Разлом в стене образовался, как уже говорилось, на некоторой высоте, и, чтобы попасть на пол гостиной, Кики Моровой пришлось спускаться по воздуху. Она проделала это с замечательной легкостью. Впрочем, она как бы спланировала на тушке улыбчивого змея, который все еще продолжал служить ей своеобразным живым постаментом. Опережая секретаршу, спускались, суча лапками, помощники, всякая мелкая нечисть неописуемого вида. Рангом куда как ниже Кики Моровой, их госпожи, раскрывали свою мерзкую сущность окоемы, злобно мигавшие подслеповатыми глазками. В своем невысоком чине бесились шерстистые прокураты, и совсем уж просто вертелись и путались под ногами у повелительницы этого дикого, ужасного видения едва заметные, хотя не менее других отвратительные прокуды.
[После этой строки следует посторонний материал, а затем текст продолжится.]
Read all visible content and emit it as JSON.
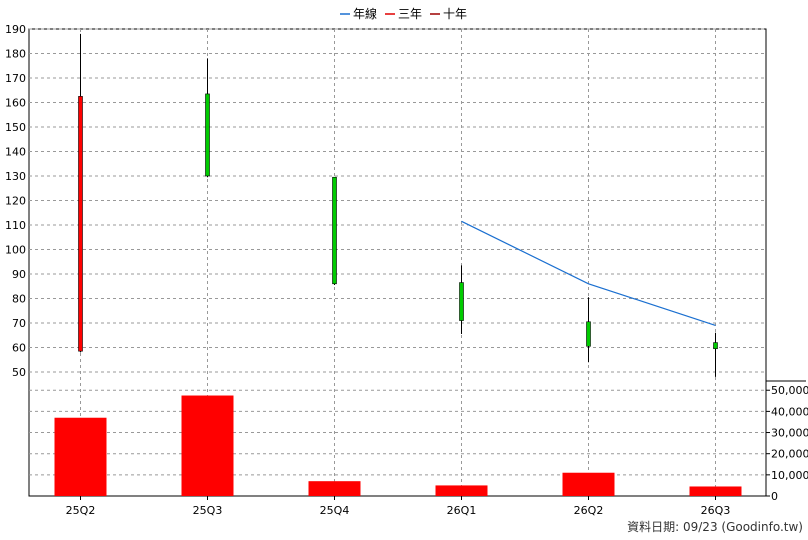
{
  "chart_data": {
    "type": "candlestick",
    "categories": [
      "25Q2",
      "25Q3",
      "25Q4",
      "26Q1",
      "26Q2",
      "26Q3"
    ],
    "ohlc": [
      {
        "open": 58.5,
        "high": 188,
        "low": 58,
        "close": 162.5
      },
      {
        "open": 163.5,
        "high": 178,
        "low": 129.5,
        "close": 130
      },
      {
        "open": 129.5,
        "high": 129.5,
        "low": 85.5,
        "close": 86
      },
      {
        "open": 86.5,
        "high": 93.5,
        "low": 65.5,
        "close": 71
      },
      {
        "open": 70.5,
        "high": 80.5,
        "low": 54,
        "close": 60.5
      },
      {
        "open": 62,
        "high": 66,
        "low": 48,
        "close": 59.5
      }
    ],
    "lines": [
      {
        "name": "年線",
        "color": "#1a6fd0",
        "values": [
          null,
          null,
          null,
          111.5,
          86,
          69
        ]
      },
      {
        "name": "三年",
        "color": "#e00000",
        "values": [
          null,
          null,
          null,
          null,
          null,
          null
        ]
      },
      {
        "name": "十年",
        "color": "#9c0000",
        "values": [
          null,
          null,
          null,
          null,
          null,
          null
        ]
      }
    ],
    "volume": [
      37000,
      47500,
      7000,
      5000,
      11000,
      4500
    ],
    "price_axis": {
      "min": 44,
      "max": 190,
      "ticks": [
        50,
        60,
        70,
        80,
        90,
        100,
        110,
        120,
        130,
        140,
        150,
        160,
        170,
        180,
        190
      ]
    },
    "volume_axis": {
      "min": 0,
      "max": 52000,
      "ticks": [
        0,
        10000,
        20000,
        30000,
        40000,
        50000
      ],
      "tick_labels": [
        "0",
        "10,000",
        "20,000",
        "30,000",
        "40,000",
        "50,000"
      ]
    },
    "grid": true,
    "legend_position": "top-center"
  },
  "colors": {
    "up": "#ff0000",
    "down": "#00cc00",
    "volume": "#ff0000",
    "wick": "#000000",
    "grid": "#999999"
  },
  "footer": "資料日期: 09/23  (Goodinfo.tw)"
}
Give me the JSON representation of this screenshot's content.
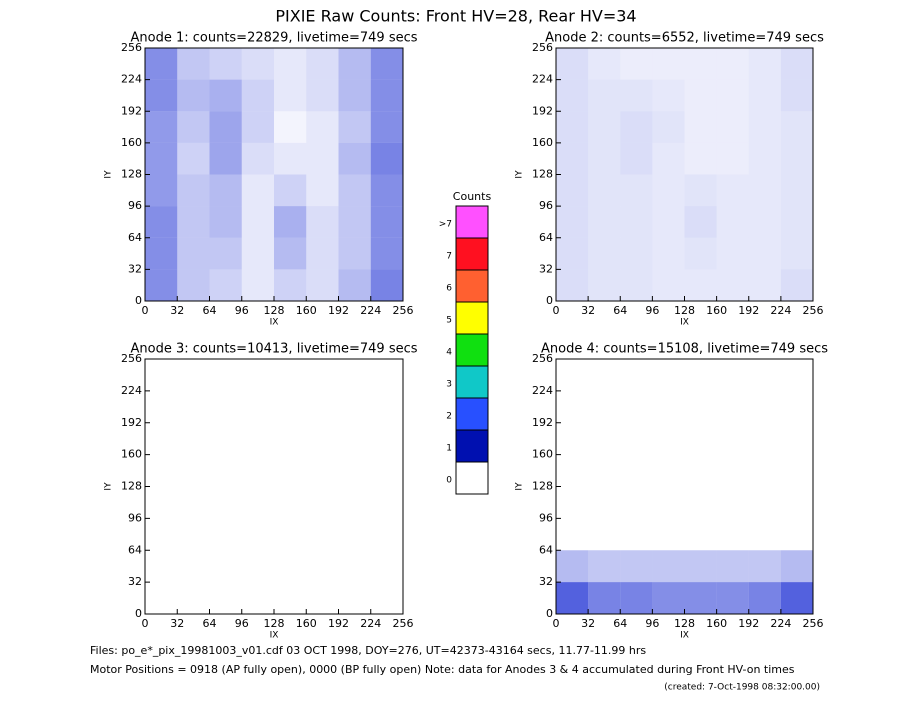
{
  "title": "PIXIE Raw Counts:  Front HV=28, Rear HV=34",
  "chart_data": [
    {
      "type": "heatmap",
      "title": "Anode 1: counts=22829, livetime=749 secs",
      "xlabel": "IX",
      "ylabel": "IY",
      "xlim": [
        0,
        256
      ],
      "ylim": [
        0,
        256
      ],
      "xticks": [
        0,
        32,
        64,
        96,
        128,
        160,
        192,
        224,
        256
      ],
      "yticks": [
        0,
        32,
        64,
        96,
        128,
        160,
        192,
        224,
        256
      ],
      "density": [
        [
          0.5,
          0.25,
          0.2,
          0.15,
          0.1,
          0.15,
          0.3,
          0.5
        ],
        [
          0.5,
          0.3,
          0.35,
          0.2,
          0.1,
          0.15,
          0.3,
          0.5
        ],
        [
          0.45,
          0.25,
          0.4,
          0.2,
          0.05,
          0.1,
          0.25,
          0.5
        ],
        [
          0.45,
          0.2,
          0.4,
          0.15,
          0.1,
          0.1,
          0.3,
          0.55
        ],
        [
          0.45,
          0.25,
          0.3,
          0.1,
          0.2,
          0.1,
          0.25,
          0.5
        ],
        [
          0.5,
          0.25,
          0.3,
          0.1,
          0.35,
          0.15,
          0.25,
          0.5
        ],
        [
          0.5,
          0.25,
          0.25,
          0.1,
          0.3,
          0.15,
          0.25,
          0.5
        ],
        [
          0.5,
          0.25,
          0.2,
          0.1,
          0.2,
          0.15,
          0.3,
          0.55
        ]
      ]
    },
    {
      "type": "heatmap",
      "title": "Anode 2: counts=6552, livetime=749 secs",
      "xlabel": "IX",
      "ylabel": "IY",
      "xlim": [
        0,
        256
      ],
      "ylim": [
        0,
        256
      ],
      "xticks": [
        0,
        32,
        64,
        96,
        128,
        160,
        192,
        224,
        256
      ],
      "yticks": [
        0,
        32,
        64,
        96,
        128,
        160,
        192,
        224,
        256
      ],
      "density": [
        [
          0.15,
          0.1,
          0.08,
          0.08,
          0.08,
          0.08,
          0.1,
          0.15
        ],
        [
          0.15,
          0.12,
          0.12,
          0.1,
          0.08,
          0.08,
          0.1,
          0.15
        ],
        [
          0.15,
          0.12,
          0.15,
          0.12,
          0.08,
          0.08,
          0.1,
          0.12
        ],
        [
          0.15,
          0.12,
          0.15,
          0.1,
          0.08,
          0.08,
          0.1,
          0.12
        ],
        [
          0.15,
          0.12,
          0.12,
          0.1,
          0.12,
          0.1,
          0.1,
          0.12
        ],
        [
          0.15,
          0.12,
          0.12,
          0.1,
          0.15,
          0.1,
          0.1,
          0.12
        ],
        [
          0.15,
          0.12,
          0.12,
          0.1,
          0.12,
          0.1,
          0.1,
          0.12
        ],
        [
          0.15,
          0.12,
          0.12,
          0.1,
          0.1,
          0.1,
          0.1,
          0.15
        ]
      ]
    },
    {
      "type": "heatmap",
      "title": "Anode 3: counts=10413, livetime=749 secs",
      "xlabel": "IX",
      "ylabel": "IY",
      "xlim": [
        0,
        256
      ],
      "ylim": [
        0,
        256
      ],
      "xticks": [
        0,
        32,
        64,
        96,
        128,
        160,
        192,
        224,
        256
      ],
      "yticks": [
        0,
        32,
        64,
        96,
        128,
        160,
        192,
        224,
        256
      ],
      "density": [
        [
          0,
          0,
          0,
          0,
          0,
          0,
          0,
          0
        ],
        [
          0,
          0,
          0,
          0,
          0,
          0,
          0,
          0
        ],
        [
          0,
          0,
          0,
          0,
          0,
          0,
          0,
          0
        ],
        [
          0,
          0,
          0,
          0,
          0,
          0,
          0,
          0
        ],
        [
          0,
          0,
          0,
          0,
          0,
          0,
          0,
          0
        ],
        [
          0,
          0,
          0,
          0,
          0,
          0,
          0,
          0
        ],
        [
          0,
          0,
          0,
          0,
          0,
          0,
          0,
          0
        ],
        [
          0,
          0,
          0,
          0,
          0,
          0,
          0,
          0
        ]
      ]
    },
    {
      "type": "heatmap",
      "title": "Anode 4: counts=15108, livetime=749 secs",
      "xlabel": "IX",
      "ylabel": "IY",
      "xlim": [
        0,
        256
      ],
      "ylim": [
        0,
        256
      ],
      "xticks": [
        0,
        32,
        64,
        96,
        128,
        160,
        192,
        224,
        256
      ],
      "yticks": [
        0,
        32,
        64,
        96,
        128,
        160,
        192,
        224,
        256
      ],
      "density": [
        [
          0,
          0,
          0,
          0,
          0,
          0,
          0,
          0
        ],
        [
          0,
          0,
          0,
          0,
          0,
          0,
          0,
          0
        ],
        [
          0,
          0,
          0,
          0,
          0,
          0,
          0,
          0
        ],
        [
          0,
          0,
          0,
          0,
          0,
          0,
          0,
          0
        ],
        [
          0,
          0,
          0,
          0,
          0,
          0,
          0,
          0
        ],
        [
          0,
          0,
          0,
          0,
          0,
          0,
          0,
          0
        ],
        [
          0.3,
          0.25,
          0.25,
          0.25,
          0.25,
          0.25,
          0.25,
          0.3
        ],
        [
          0.7,
          0.55,
          0.55,
          0.5,
          0.5,
          0.5,
          0.55,
          0.7
        ]
      ]
    }
  ],
  "colorbar": {
    "title": "Counts",
    "labels": [
      "0",
      "1",
      "2",
      "3",
      "4",
      "5",
      "6",
      "7",
      ">7"
    ],
    "colors": [
      "#ffffff",
      "#0010b0",
      "#2850ff",
      "#10c8c8",
      "#10e010",
      "#ffff00",
      "#ff6030",
      "#ff1020",
      "#ff50ff"
    ]
  },
  "footer": [
    "Files: po_e*_pix_19981003_v01.cdf    03 OCT 1998, DOY=276, UT=42373-43164 secs, 11.77-11.99 hrs",
    "Motor Positions = 0918 (AP fully open), 0000 (BP fully open)    Note: data for Anodes 3 & 4 accumulated during Front HV-on times",
    "(created:  7-Oct-1998 08:32:00.00)"
  ]
}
Вот так сон! Катя Ознобкина впала в истому, лень взяла ее невероятная, настоящая отеть. Но это не значит, что она утратила готовность к действиям, напротив, она была готова делать что угодно и шагать хоть на край света, ведь во сне все дается легко, без усталости. Уж не душу ли старика Ознобкина привела из ирия на кровавое пиршество Кики Морова? А хоть бы и ее, пусть!

Исправным лунатиком поднялась Катя Ознобкина с плюшевого дивана, и, красная шелком одеяния, но смертельно бледная теперь милым, полнощеким лицом, побрела к двери. Ее не удерживали. Она переступала через кувыркавшихся на полу бесенят, проходила сквозь отдававший чем-то приторным дымок их нарочито неприглядных тел и едва не задела крутым плечом саму Кики Морову, которая уж точно не была только призраком. Гости блаженно улыбались вдовушке в спину. Они не засидятся здесь, они тоже готовы к походу. Но у каждого свой путь.

Улицу покрыла ночь, делавшая опасным разбитый тротуар Кузнечной. Но Катя Ознобкина не сознавала трудностей, ее полные и прекрасно вылепленные ноги, обутые в мягкие домашние тапочки, едва касались грешной земли. Навстречу ей двигался в темноте юноша Руслан Полуэктов, погруженный в бесконечность своих невеселых дум. Он не замечал ни рытвин и бугров, ни уныло освещенных окон и снующих за ними людей, ни парящей во мраке Кати Ознобкиной, которая с поразительной быстротой - всего нескольких минут хватило! - вышла на желанный край мира. Но когда в бескрайнем океане ночи выплеснулось перед юношей на крошечный островок света под единственным на всю Кузнечную уцелевшим фонарем нечто красное, шевелящееся языками пламени, он испуганно вскрикнул.

Катя Ознобкина совсем не хотела пугать неизвестного ей ночного прохожего. Ведь это сон! Сон освобождал ее сердце от недобрых чувств, и она любила всякого, кого встречала на его таинственных тропах.

- Ах, мальчик! - воскликнула она, воспроизводя протяжную запевку, и протянула Руслану свои прекрасные руки. - Ты испугался? Напрасно, меня не надо бояться. Можно ли бояться самое несчастное существо на свете? Как хорошо, что я встретила тебя! Теперь мне будет кому рассказать правду. Я облегчу душу, полную скорби и раскаяния.